The Creative Process Demystified

Jack Kerouac is a liar.

Okay, let me rewind. I don’t know how much experience you’ve had with creative writing types — pale, imaginative creatures — but let me tell you how they talk about Jack Kerouac. They say his name in sort of hushed, reverent tones, and whisper things like, “Can you believe that he wrote On the Road in one sitting?” Like great authors are some sort of gods. We, you and me, on this blog, we know better. There are no gods and his name is Richard Feynman.

Except Kerouac didn’t even write On the Road in one sitting. He spent three years writing pieces of it and, eventually, spent three weeks writing a first draft from that material. He then spent a couple of years revising that draft, which became On the Road. But this doesn’t make as good of a story, so instead Jack told everyone that he wrote it all at once because, as we’ve established, he was a liar.

Now, what’s the significance of this story? The answer is incrementalism: Great works are the result of a process of incremental growth and improvement.

Consider the Christian creation native. In the beginning, God created the heavens and the earth. Now, God is an omnipotent, all powerful dude, so presumably the heavens and earth are less impressive than he. The implicit assumption is that you need something complicated to create something else complicated.

We were more or less speculating in the dark with this narrative until Charles Darwin and Alfred Russel Wallace came along with evolution. It turns out that something as complex as the human mind is not a miracle from on high, but the result of millions of years of selective pressure.

Or, to put it another way, simple things grow into complicated things if you expend enough energy on them.1

Creating something is more like evolution than like God creating the heavens and the earth. It’s not a process of flipping a switch, or letting it all fall out of your mind. You have to grow a book or a blog post. Write a rough draft and filter it into something better. Hill-climb until the quality is twice what it was before.

No magic

There is nothing magical behind the creative process. Sure, authors and poets will sometimes wax romantic about writing and play up the mystery, but this is misdirection.

Look, I can do it, too:

Writing is, in its essence, the soul’s interpretation of the signs that are revealed to it. The ability to write well, the gift of a soul, is something innate. One must be born into it. Just as not all men possess the capacity for reading tea leaves or interpreting the whims of the spirit realm, few are born with that devil’s touch that brands one writer.

Except, you know, that’s all bullshit. There’s no magic. You get an idea. You think about the idea. Maybe write an outline. Write a rough draft. Delete a lot. Write another draft. Repeat until good. With a liberal sprinkling of self-loathing and lots of doubt, that’s creativity.

Indeed, to create something good:

  1. Come up with an idea.
  2. Create a rough version.
  3. Refine it until it’s good.

That’s it. That’s how books are written. I mean, sure, there are some specifics, like how to keep everything organized and whatever, but this is the gist of it. Create a prototype and then refine it over and over. That’s incrementalism. That’s what I mean when I say that great works are grown. It’s not magical. It’s algorithmic. Follow these instructions and you’re golden.
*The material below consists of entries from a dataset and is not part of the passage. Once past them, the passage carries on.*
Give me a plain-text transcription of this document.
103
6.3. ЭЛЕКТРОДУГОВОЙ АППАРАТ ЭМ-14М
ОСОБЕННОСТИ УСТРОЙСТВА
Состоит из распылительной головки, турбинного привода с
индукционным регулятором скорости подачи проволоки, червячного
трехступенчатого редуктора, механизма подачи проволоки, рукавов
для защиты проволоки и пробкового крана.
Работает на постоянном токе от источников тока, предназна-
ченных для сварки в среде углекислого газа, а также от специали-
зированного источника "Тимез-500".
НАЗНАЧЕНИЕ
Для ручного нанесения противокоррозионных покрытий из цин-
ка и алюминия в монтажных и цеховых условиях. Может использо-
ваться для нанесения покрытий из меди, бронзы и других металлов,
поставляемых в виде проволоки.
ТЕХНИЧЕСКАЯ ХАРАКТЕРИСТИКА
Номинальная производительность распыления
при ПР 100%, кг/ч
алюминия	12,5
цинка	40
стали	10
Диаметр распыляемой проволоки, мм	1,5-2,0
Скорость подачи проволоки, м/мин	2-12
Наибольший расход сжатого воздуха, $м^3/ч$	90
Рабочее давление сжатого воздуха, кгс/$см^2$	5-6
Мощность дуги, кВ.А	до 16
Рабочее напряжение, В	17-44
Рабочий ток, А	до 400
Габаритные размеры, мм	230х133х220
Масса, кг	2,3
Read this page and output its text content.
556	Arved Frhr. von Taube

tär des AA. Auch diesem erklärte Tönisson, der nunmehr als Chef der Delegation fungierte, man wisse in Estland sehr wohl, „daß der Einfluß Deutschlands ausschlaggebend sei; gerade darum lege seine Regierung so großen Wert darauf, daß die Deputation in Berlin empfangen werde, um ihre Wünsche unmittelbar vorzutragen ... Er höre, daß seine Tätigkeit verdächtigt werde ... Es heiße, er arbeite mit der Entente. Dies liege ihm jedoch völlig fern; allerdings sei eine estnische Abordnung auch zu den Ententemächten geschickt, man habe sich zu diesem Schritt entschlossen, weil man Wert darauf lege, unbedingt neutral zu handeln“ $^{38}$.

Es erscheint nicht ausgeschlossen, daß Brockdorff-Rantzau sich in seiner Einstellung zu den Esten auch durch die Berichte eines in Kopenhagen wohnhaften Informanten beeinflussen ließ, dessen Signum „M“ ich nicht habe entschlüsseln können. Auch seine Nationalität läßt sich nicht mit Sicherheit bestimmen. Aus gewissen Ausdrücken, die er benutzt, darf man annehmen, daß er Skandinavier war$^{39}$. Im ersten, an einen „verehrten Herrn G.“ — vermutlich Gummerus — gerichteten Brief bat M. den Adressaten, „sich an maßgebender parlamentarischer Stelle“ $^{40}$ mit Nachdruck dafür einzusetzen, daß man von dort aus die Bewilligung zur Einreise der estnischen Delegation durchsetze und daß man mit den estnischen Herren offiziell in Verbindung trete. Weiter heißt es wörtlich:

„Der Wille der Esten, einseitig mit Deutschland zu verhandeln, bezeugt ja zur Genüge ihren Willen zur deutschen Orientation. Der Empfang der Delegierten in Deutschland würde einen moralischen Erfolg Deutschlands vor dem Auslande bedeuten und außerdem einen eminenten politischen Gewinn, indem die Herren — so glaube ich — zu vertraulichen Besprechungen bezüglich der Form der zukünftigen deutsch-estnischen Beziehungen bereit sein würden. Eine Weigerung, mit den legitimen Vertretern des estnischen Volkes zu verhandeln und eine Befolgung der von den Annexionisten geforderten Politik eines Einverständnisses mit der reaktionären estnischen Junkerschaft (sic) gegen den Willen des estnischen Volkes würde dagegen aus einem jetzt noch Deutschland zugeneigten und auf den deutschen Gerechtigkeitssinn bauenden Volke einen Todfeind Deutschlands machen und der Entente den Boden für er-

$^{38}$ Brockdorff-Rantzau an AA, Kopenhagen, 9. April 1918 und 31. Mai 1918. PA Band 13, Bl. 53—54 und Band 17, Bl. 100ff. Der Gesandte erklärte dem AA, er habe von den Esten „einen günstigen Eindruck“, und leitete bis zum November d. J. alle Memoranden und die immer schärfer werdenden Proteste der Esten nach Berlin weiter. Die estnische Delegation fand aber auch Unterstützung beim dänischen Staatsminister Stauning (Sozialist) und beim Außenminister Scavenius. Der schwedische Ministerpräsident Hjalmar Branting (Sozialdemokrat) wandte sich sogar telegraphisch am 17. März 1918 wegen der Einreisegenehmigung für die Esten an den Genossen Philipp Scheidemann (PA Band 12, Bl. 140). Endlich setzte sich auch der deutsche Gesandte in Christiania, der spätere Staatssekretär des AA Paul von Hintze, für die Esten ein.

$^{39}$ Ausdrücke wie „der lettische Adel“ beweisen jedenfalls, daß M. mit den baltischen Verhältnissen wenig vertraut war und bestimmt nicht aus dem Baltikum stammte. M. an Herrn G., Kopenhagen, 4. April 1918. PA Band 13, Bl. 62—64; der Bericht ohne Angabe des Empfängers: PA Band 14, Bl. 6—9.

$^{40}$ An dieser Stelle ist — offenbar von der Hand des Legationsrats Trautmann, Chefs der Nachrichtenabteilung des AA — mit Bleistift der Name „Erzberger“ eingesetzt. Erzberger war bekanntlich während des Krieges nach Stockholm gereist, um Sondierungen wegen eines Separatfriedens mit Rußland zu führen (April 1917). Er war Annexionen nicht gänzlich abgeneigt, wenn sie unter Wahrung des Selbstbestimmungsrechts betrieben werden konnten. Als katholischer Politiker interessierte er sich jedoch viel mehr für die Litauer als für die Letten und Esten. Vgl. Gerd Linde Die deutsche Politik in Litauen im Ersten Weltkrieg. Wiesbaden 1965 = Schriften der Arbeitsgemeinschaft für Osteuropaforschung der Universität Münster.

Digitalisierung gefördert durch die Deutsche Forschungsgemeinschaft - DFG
Most of the difficulty in creating something worthwhile is not because of the complexity of the process, but rather the difficulty in maintaining effort over time. We get bored and frustrated and quit. The trick to writing or creating something great is figuring out how to tame those tendencies and continue exerting yourself in pursuit of that goal.

  1. Evolution, however, is not a race towards greater complexity. Single-celled organisms rule the world.